Несколько сложнее обстоит дело с антропологическим и языковым типом племен – обитателей умопомрачительных по красоте и трудности для передвижения перемежающихся горных и равнинных земель от р. Кубань до Дагестана. Принято считать установленным автохтонность чеченцев, ингушей, аккинцев (Республика Дагестан) и кистинцев (Республика Грузия), а также родственных им бацбийцев (Республика Грузия). Вместе они (общий этноним – вайнахи) составили союзы вайнахских племен . В языковом отношении вайнахи принадлежат к особой кавказской языковой семье, отличающейся от всех языковых систем древних и последующих цивилизаций.
Постепенно наиболее распространенный среди нахской (вайнахской) языковой группы чеченский язык разделился на ряд говоров и диалектов. Это нашло отражение в тексте ряда публикуемых ниже документов. Когда в тексте упоминаются, например, шатойцы, аккинцы (ауховцы) и т. д., то речь идет в первую очередь о диалектах: чеченском плоскостном (равнинном), чеберлоевском, майскинском, аккинском, мялхстинском, а также нескольких говорах: шаройском, шатойском, Надтеречном, ичкерийском и др. За исключением аккинцев (ауховцев), носители этих диалектов и говоров проживали и живут на территории Чечни и дали названия соответствующим «обществам» (сообществам).
Обращаясь к седой древности Северного Кавказа, отметим, что географы и историки Древней Греции и Рима оставили нам ряд любопытных наблюдений за тем, как формировался особый уклад жизни и мировосприятия племен Северного Кавказа, оказавшихся в центре, говоря современными терминами, цивилизационной контактной зоны Центральная Азия – Европа.

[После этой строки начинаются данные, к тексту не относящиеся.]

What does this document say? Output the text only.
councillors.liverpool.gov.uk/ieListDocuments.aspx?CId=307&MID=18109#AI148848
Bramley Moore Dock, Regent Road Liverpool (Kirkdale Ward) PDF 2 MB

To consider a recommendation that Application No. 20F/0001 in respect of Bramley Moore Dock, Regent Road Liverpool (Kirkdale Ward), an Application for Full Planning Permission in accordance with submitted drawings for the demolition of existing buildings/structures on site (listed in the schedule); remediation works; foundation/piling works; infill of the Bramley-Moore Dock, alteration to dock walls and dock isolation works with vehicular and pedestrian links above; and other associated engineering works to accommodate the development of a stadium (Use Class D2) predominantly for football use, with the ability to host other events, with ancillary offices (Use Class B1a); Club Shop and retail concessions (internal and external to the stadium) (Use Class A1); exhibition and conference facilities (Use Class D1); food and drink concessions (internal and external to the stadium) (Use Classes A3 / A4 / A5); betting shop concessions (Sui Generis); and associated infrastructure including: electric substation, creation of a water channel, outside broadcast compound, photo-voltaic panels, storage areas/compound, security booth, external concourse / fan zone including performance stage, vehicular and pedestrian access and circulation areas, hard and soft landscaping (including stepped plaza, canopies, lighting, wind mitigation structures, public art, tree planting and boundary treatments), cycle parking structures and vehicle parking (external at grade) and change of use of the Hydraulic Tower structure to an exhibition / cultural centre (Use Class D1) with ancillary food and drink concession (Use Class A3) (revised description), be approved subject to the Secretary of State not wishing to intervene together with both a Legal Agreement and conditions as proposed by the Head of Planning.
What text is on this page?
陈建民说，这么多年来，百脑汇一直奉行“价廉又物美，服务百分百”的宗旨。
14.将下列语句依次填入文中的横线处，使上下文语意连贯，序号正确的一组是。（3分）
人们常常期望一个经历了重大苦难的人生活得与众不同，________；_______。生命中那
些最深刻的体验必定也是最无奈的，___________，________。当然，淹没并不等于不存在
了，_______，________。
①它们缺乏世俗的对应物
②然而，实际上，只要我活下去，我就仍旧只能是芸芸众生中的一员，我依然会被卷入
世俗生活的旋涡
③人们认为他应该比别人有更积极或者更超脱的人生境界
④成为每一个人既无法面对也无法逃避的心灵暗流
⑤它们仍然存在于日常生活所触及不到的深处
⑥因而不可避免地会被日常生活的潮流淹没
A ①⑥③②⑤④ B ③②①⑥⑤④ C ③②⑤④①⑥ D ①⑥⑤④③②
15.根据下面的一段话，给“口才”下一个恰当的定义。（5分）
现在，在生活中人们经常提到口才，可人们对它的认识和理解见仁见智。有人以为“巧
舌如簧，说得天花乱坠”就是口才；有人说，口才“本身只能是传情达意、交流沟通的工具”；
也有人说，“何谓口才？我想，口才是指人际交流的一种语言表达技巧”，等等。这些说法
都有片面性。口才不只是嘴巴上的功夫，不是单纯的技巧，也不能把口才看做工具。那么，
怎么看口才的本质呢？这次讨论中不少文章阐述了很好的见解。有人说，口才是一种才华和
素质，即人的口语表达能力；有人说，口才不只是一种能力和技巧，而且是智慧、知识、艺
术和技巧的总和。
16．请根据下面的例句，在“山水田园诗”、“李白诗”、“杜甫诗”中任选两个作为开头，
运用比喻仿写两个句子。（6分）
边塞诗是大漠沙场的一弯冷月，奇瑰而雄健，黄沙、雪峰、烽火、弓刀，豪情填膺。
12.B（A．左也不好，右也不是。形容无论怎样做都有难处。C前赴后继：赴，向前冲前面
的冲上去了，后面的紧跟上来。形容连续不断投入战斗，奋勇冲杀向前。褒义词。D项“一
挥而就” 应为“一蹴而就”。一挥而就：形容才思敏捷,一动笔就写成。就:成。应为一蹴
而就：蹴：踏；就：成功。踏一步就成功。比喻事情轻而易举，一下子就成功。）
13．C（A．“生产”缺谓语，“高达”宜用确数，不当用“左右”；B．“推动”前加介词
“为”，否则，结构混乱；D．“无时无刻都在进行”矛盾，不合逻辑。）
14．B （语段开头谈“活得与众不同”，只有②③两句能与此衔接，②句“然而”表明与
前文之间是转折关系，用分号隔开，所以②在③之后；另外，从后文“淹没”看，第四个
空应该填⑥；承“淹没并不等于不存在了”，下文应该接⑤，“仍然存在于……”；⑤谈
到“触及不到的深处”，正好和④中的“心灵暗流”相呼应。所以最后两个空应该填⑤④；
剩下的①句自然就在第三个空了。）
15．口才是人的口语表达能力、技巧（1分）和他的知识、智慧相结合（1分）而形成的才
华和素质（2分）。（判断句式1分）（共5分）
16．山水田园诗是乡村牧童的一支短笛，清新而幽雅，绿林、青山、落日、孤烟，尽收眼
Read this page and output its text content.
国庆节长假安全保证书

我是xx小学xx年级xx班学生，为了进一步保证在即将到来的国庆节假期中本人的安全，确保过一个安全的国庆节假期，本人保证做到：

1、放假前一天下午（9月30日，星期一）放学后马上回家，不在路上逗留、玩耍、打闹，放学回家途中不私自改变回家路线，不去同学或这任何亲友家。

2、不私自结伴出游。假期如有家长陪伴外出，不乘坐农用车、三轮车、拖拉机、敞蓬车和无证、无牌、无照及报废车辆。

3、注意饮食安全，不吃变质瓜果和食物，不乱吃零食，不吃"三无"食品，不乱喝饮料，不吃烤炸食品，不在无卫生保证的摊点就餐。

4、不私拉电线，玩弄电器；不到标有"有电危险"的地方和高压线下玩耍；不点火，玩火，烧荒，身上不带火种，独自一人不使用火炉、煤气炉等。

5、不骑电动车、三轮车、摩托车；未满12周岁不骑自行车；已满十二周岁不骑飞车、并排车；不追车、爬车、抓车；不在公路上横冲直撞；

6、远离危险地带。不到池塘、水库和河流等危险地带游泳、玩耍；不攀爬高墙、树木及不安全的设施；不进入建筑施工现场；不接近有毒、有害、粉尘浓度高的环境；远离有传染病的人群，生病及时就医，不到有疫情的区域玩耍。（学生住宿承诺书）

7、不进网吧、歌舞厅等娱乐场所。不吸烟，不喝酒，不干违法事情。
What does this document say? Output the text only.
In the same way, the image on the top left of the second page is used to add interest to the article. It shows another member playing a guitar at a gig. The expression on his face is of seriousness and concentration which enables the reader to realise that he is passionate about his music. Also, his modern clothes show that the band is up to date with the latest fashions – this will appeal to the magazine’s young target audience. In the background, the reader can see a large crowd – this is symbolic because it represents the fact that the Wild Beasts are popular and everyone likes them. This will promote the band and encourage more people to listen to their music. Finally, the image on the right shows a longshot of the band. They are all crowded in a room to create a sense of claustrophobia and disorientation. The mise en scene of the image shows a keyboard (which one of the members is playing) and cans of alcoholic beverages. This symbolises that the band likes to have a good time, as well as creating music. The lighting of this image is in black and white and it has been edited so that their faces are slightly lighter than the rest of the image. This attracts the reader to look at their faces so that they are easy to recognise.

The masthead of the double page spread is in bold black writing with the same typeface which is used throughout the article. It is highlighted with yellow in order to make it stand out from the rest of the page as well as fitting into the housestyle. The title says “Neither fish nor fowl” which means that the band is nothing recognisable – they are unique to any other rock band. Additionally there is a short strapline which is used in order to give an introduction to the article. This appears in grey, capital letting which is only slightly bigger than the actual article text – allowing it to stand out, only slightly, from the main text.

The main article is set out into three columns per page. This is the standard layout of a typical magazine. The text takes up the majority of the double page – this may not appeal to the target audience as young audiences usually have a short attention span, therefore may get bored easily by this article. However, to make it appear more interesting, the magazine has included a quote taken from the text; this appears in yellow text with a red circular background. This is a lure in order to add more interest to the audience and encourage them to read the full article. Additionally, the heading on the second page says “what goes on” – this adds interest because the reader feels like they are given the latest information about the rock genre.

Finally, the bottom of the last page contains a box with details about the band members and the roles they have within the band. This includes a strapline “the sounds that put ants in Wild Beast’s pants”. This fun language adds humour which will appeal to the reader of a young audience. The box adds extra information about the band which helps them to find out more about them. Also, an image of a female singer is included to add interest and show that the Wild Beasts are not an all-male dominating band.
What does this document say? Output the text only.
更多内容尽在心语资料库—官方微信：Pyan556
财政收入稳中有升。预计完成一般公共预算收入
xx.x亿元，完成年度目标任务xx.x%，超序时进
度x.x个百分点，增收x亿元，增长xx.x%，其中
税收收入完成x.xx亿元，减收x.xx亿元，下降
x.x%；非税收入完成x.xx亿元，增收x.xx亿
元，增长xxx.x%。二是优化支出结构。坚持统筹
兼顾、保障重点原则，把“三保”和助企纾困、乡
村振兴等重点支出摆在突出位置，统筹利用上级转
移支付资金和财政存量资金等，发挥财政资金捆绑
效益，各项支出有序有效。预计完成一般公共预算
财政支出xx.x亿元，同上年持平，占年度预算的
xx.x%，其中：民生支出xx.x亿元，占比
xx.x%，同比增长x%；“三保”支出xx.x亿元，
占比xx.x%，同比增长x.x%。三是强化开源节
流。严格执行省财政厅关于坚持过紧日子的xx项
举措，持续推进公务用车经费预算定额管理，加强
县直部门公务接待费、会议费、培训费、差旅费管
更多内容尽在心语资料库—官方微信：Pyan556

ВIX-VIII вв. до н. э. на Северный Кавказ вторглись киммерийцы, а затем из Азии – скифы. К эпохе Великого переселения народов на большей части Северо-Западного Кавказа проживали упоминающиеся в публикуемых документах предки адыгов – адыгейцев, черкесов и кабардинцев, будущих военных соперников и союзников чеченцев. На северо-востоке обосновались ираноязычные племена сарматов и аланов. Под давлением новых пришельцев из Азии – гуннов (IV в. н. э.) аланы отошли в районы Северной и Южной Осетии.
Еще три-четыре столетия потребовалось, чтобы аборигены Северного Кавказа разбились на обособленно развивавшиеся группы: на западе – адыгов, на востоке – чеченцев, ингушей и народов Дагестана. Между ними оказалось ираноязычное осетинское население.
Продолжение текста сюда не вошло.